Effectively we have circumvented the problem by allowing the compiler to choose a free register. The compiler is smart enough not to use EBX if it is tied up because it might be used for relocatable code. In 64 bit code EBX isn't used for relocation like it is with 32 bit code so it may be available for usage.

An astute observer might have noticed the xor %%ecx,%%ecx. This is a change I made independent of the EBX issue. It is now considered good practice to clear ECX because some processors made by AMD may return stale values if ECX is not zero. If you are developing for a non-PPC Mac platform only, this change isn't necessary since Apple uses Intel processors that don't exhibit such behavior.

Generally EBX is special in 32 bit relocatable/PIC code which is why the compiler originally complained with its cryptic message.

Answer 2

So, this might not answer the question but should provide an interesting enough workaround for at least some people finding their way here.

---

sysctl provides a lot of information about a machine's CPU on macOS. For starters type man sysctl in Terminal and look at everything prefixed with machdep.cpu. Take for example feature_bits as replacement for uint64_t cpuid_features(void); from cpuid.h:

sysctl machdep.cpu.feature_bits gives you the actual features bitmask, although not very readable. sysctl machdep.cpu.features does the job a little better and provides you with mostly comprehensible acronyms.

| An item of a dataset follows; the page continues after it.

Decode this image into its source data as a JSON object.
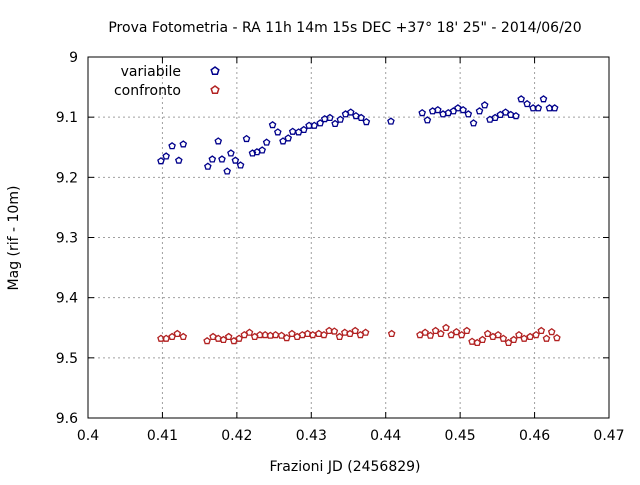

Now, doing this programmatically is even more interesting and actually pretty feasible:

#include <sys/sysctl.h>

// ...

int64_t value = 0;
size_t valueByteSize = sizeof(value);
int error = sysctlbyname("machdep.cpu.feature_bits", &value, &valueByteSize, NULL, 0);
if (!error)
{
   // Check for the next best bit defined in cpuid.h
   // Since you can't build with cpuid.h directly, just copy over the definitions you actually need
   bool hasFPU = value & CPUID_FEATURE_FPU;
}